Although we may not sit around arguing about who is the most important person in our family, class, workplace, or church, we do show it with our attitudes don’t we? We may be slow to take out the garbage at home because that’s a smelly job that we don’t think we should have to deal with. That’s what little brothers and sisters are for right? Or when our boss asks us to clean up the bathrooms at work we wonder why he doesn’t ask the new guy to do it. Instead of listening wholeheartedly to one another’s ideas about ways of doing ministry here we find it easier to scoff. Are we any different than the disciples when it comes to arguing about who is the greatest among us? No, we may even have to admit that we are worse for we haven’t bothered to learn from the rebuke Jesus gave the disciples for their sin.
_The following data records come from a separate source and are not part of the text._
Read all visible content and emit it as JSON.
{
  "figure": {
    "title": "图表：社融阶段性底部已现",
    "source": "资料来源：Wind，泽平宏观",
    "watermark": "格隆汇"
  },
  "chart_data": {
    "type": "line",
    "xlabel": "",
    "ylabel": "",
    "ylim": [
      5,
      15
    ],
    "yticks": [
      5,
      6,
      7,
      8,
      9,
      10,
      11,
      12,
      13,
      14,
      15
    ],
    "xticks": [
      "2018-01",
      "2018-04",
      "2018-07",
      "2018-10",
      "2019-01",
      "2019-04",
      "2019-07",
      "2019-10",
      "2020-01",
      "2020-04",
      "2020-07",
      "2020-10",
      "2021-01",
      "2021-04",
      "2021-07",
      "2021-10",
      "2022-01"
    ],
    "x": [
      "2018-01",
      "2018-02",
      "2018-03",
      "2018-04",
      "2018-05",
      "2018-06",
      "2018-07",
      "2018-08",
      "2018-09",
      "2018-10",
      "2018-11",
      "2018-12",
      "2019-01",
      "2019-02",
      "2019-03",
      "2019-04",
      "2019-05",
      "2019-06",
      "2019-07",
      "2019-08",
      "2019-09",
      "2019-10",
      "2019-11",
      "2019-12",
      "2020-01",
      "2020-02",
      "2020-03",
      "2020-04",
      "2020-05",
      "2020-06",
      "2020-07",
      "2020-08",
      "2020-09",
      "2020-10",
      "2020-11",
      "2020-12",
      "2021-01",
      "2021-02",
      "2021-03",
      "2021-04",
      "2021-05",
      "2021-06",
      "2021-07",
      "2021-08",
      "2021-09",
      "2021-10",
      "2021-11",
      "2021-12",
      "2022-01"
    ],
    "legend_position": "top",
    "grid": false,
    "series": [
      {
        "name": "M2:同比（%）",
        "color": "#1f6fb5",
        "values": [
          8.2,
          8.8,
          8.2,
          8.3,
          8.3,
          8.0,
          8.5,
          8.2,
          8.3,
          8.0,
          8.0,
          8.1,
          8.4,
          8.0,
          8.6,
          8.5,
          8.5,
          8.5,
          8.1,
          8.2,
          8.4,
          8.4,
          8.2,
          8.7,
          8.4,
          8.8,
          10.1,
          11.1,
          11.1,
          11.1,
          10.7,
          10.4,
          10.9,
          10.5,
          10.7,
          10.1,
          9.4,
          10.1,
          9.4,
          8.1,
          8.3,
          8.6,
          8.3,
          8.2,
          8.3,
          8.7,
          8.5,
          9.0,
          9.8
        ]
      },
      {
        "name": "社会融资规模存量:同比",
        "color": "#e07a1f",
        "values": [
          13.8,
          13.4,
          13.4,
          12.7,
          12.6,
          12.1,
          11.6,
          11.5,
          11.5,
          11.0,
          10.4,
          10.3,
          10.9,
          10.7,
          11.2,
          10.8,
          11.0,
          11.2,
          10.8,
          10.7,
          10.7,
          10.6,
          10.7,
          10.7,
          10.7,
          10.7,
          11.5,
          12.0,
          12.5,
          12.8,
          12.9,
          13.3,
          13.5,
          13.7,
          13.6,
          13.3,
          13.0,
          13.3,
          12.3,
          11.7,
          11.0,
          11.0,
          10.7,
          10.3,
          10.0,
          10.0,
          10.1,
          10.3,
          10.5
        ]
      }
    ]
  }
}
So what hope is there for us who are controlled by the sinful nature? There should be no hope, only an expectation of God’s condemnation and punishment. But Paul says something quite incredible in the first verse of our text. He said: “Therefore, there is now no condemnation for those who are in Christ Jesus” (Romans 8:1). Those who stand inside Christ are protected from the condemnation of their sin. How does it work? Remember how I said I could use these iron rods to make a shark cage? Such a cage won’t keep sharks from attacking but when they do come after the diver inside they will run into these iron bars and get nor farther. So it is with our sin. Even though we still sin daily, those who stand inside of Christ are certain that those sins run into and stick to Jesus instead of to us. Jesus, therefore, bears the condemnation for our sin so that we don’t have to.